Jumping off the cliff in to the pool.

    The French arrived in 1650 and bargained for the island with trinkets and alcohol.  Later the Caribs knew they had been cheated and fought back.  The French hung on and by 1651 surrounded the Caribs to a high cliff on the north coast.    The Caribs chose to jump instead of surrender.

The last Caribbean native indians jumped over the hill to escape the French.


The island is beautiful and the soil is fertile for agriculture. There are several daily markets in which to buy local produce, locally raised organic chickens and pork. The supermarkets also have local items along with imported goods.   After the devastating hurricane “Ivan” in 2004, they started producing dark Chocolate.

Walking around in chocolate beans all day long.

Chocolate fruit

Vickie enjoying chocolate in St. Georges.

There are several buses (mini vans holding about 12-15 people running all through the day. You can wave to them along the street and they will stop for you anywhere, plus the designated bus stops. Along with the driver, each van has a spotter so he can look for people on side streets who may need a ride. Very inexpensive (2.50 ECD) good service and fun to ride  them with the music playing.

Local bus transport

For us, what makes this island very special is the people. Extremely friendly and helpful which one does not always find in a touristy area. Money fell out of Roland pocket twice and both times a person saw it happen and ran after him to give it back. One woman looked for him 20 minutes in the grocery store to return his wallet. As can be the case with other caribbean islands, we have never felt unease or nervous here. It is understandable why so many cruisers return to Grenada again and again.

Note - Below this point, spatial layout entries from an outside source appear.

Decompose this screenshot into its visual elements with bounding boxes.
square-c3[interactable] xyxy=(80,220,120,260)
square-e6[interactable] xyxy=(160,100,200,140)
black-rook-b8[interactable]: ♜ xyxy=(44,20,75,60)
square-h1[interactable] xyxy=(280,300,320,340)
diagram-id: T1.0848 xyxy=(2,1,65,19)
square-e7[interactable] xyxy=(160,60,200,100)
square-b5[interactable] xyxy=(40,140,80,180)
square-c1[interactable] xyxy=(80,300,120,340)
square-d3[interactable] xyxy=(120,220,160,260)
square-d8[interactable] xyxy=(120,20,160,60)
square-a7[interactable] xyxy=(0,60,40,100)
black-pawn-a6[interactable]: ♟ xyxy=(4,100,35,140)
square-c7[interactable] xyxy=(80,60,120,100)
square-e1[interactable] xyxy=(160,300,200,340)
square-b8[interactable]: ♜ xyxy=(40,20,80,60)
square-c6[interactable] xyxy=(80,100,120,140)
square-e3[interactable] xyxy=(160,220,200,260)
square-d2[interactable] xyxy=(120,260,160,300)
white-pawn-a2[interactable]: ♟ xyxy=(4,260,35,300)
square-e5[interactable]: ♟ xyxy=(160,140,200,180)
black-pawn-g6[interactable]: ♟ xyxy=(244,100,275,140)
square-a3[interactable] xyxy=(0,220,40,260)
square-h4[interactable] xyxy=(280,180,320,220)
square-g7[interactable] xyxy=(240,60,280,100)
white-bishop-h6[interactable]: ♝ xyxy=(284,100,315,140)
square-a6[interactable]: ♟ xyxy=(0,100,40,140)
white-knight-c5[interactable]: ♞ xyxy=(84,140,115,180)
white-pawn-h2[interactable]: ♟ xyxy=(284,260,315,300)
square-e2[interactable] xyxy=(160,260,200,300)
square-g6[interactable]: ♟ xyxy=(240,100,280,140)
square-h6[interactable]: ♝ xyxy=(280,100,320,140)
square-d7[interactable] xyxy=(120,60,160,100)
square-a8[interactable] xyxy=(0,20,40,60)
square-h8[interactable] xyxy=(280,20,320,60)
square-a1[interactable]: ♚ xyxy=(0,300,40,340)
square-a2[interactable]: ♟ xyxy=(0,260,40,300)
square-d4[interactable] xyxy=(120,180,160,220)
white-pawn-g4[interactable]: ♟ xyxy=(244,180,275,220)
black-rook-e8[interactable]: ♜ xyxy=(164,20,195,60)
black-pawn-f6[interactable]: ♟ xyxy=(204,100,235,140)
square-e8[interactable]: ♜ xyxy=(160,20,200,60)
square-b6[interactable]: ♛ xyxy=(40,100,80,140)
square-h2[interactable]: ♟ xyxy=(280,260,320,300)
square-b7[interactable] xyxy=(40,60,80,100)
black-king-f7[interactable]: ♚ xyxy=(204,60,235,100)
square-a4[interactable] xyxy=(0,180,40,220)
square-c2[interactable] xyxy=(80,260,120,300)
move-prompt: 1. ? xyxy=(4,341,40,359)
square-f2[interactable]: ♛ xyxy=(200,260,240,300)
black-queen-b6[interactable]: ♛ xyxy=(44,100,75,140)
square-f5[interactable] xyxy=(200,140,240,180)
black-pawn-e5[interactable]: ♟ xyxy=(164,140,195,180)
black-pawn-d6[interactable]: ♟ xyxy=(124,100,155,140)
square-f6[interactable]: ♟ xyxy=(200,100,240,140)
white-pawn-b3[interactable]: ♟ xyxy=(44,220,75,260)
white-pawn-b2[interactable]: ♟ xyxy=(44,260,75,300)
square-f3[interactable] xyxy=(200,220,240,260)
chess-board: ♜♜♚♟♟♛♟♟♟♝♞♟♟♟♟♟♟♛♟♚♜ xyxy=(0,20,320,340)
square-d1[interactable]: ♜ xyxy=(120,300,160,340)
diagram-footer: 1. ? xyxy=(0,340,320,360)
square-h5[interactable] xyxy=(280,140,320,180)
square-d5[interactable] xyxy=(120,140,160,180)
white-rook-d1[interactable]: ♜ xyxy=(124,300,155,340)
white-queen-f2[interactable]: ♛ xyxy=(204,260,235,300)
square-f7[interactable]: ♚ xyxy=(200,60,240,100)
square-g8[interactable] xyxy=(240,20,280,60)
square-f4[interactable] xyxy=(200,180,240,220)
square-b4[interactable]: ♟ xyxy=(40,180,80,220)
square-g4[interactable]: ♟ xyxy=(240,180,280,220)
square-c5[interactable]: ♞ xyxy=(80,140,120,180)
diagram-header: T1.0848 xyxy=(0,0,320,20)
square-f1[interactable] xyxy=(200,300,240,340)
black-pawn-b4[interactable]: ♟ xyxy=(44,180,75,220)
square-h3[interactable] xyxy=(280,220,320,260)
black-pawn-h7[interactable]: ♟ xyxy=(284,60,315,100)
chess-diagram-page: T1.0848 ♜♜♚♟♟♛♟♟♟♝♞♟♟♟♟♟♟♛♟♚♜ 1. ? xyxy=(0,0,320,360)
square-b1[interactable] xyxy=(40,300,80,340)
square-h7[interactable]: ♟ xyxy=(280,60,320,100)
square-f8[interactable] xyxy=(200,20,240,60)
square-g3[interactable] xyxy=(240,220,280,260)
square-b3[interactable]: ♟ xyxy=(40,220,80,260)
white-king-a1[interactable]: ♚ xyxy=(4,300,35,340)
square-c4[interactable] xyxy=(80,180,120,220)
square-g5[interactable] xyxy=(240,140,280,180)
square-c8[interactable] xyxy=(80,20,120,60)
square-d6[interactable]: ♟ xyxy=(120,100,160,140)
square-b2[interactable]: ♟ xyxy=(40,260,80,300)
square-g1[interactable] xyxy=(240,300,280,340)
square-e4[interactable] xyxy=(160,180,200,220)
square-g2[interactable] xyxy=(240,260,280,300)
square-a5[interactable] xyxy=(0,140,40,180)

Roland & Joseph who did find my 100 USD bill.

There is a good cruiser net on VHF 66 every morning full of information on events, special market buses from different anchoring coves, boat repairs, etc. People announce their arrival or departure; a fun news source to listen to in the morning while preparing breakfast and a nice contrast instead of  world news.   We spent most time in Prickly Bay and they have daily events and good wi-fi in the restaurant/bar.

Grenada also produces rum and is the second largest exporter of Nutmeg.

Rum distillery. If not 75 % alcohol it is considered a failure.